30 Mar 24 Revival Season – ‘Golden Age of Self Snitching’
Album / Heavenly / 23.02.2024
Hip hop
Ville olympique, siège du soda le plus consommé quotidiennement au monde, Atlanta est aussi le berceau d’une des scènes hip hop les plus importantes de l’histoire. Dungeon Family, OutKast, CeeLo ou Organized Noize sont autant de pontes qui, dans le coin, ont fait de la musique urbaine un patrimoine capable de se répandre de génération en génération. La preuve, deux ou trois décennies plus tard, le rappeur B Easy et le producteur Jonah Swilley ont décidé, après des années à s’aiguiser musicalement et spirituellement au sein de la scène locale comme dans les églises pentecôtistes de Georgie, de faire route ensemble et de reprendre le flambeau sous le nom de Revival Season.
Tout juste auteur d’un premier album aussi efficace que passé sous les radars des médias, le duo fait usage d’armes redoutables durant les 14 titres de Golden Age of Self Snitching : le flow et la verve du premier, à la ressemblance troublante avec El-P sur certains morceaux (Message In a Bottle, Golden Silverware), et la culture rock du second qui, lorsqu’il n’est pas derrière ses machines, compose pour Mattiel, groupe de rock-garage-soul. Entre eux, l’alchimie est évidente, trouve son inspiration chez leurs ainés d’Atlanta donc, mais aussi chez Handsome Boy Modeling School et surtout chez les Beastie Boys. ‘Ils m’ont montré qu’on pouvait incorporer du rock n’roll au rap sans que ça sonne comme Linkin Park‘ confesse Swilley.
Jusque-là, rien de neuf sous le soleil de Georgie. Mais c’est en s’intéressant aux méthodes de Revival Season que sa singularité s’exalte. En effet, contrairement aux bonnes pratiques du hip hop voulant qu’un rappeur se pose sur les productions de son beatmaker, c’est tout l’inverse qui s’est produit ici, Swilley construisant ses productions autour du flow de B Easy. Mais l’auditeur n’y voit que du feu, ébloui qu’il est plutôt par la grande diversité de cet album, comme par sa redoutable efficacité quelle que soit la source dans laquelle le duo pioche.
Parce qu’on ne ressort pas indemne de l’écoute de ce Golden Age of Self Snitching dont l’entame, après un Look Out Below un peu trop convenu, se met sous la coupe d’un rock bruitiste à tendance post punk électronique, comme si Run The Jewels se maquait soudainement à la passionnante scène émergeante de Belfast (Chalk, Enola Gay…).

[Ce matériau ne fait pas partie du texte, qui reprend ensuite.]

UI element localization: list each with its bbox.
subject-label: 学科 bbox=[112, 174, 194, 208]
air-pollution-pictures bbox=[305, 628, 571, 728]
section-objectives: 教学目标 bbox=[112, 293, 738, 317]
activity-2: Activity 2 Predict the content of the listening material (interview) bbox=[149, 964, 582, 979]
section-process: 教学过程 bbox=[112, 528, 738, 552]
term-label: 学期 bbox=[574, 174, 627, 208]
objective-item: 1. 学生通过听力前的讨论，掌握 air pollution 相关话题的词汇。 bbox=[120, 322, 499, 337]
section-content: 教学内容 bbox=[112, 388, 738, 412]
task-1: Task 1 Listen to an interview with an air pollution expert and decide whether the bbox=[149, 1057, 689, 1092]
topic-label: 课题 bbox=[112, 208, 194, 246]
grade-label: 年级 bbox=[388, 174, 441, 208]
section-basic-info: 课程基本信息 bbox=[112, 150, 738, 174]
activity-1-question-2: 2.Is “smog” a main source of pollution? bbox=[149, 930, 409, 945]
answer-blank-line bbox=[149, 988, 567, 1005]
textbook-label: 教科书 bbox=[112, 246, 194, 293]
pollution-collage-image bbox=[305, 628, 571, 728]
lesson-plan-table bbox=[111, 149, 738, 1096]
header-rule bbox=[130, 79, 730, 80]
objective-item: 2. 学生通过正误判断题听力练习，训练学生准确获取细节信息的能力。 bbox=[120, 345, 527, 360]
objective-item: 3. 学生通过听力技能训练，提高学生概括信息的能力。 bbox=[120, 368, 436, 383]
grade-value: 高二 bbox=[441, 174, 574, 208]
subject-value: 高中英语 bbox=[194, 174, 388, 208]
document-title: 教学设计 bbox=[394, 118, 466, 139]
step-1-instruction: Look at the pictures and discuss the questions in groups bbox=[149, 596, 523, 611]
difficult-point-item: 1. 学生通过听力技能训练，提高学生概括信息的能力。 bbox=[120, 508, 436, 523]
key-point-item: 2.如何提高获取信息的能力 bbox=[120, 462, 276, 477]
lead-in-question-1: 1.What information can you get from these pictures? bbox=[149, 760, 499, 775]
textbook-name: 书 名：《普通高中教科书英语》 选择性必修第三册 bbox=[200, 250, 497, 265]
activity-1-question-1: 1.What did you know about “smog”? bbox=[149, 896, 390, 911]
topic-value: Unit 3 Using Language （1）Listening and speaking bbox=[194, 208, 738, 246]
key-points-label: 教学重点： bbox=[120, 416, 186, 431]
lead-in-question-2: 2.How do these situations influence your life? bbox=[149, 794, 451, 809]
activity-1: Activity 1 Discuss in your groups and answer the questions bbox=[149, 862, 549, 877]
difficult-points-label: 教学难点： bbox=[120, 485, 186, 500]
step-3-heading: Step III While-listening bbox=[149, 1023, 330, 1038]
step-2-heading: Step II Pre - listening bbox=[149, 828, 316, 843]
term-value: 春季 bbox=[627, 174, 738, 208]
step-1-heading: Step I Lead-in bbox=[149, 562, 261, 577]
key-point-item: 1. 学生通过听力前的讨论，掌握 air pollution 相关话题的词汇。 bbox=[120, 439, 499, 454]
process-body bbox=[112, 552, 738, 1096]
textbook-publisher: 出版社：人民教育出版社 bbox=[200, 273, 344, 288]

À ce petit jeu, Barry White, The Path et Message In a Bottle incarnent à eux seuls toute la réussite du disque. Mais pas d’opportunisme débordant pour autant puisque, plus tard, Revival Season sort de sa poche une production matinée de reggae dub (Propaganda), ou se raccroche avec autant la même facilité aux branches des années 90 sur lesquelles s’agripperont plus volontiers les puristes pour qui le hip hop est aussi une musique qui se danse (Boomerang, Chop, Pump).
Clairement équilibriste donc, Revival Season n’en reste pas moins bien posé sur ses appuis, un pied dans le rap sudiste du siècle dernier et l’autre dans un hip hop alternatif contemporain qui se permet tout. B Easy et Jonah Swilley impressionnent pourtant par la souplesse dont ils font preuve au fil de ce pétillant premier album qui, grâce à sa grande diversité et cohérence, s’écoute comme si l’on plongeait dans la meilleure des playlists du plus crédible des boomers. Et puisque nous sommes à l’ère de la délation via les réseaux sociaux – comme le souffle le titre de ce disque – utilisons les plutôt à bon escient, en criant haut et fort qu’un nouveau groupe est sur le point de marquer l’année 2024 en rassemblant durablement les chapelles hip hop et rock. Tout n’est pas perdu.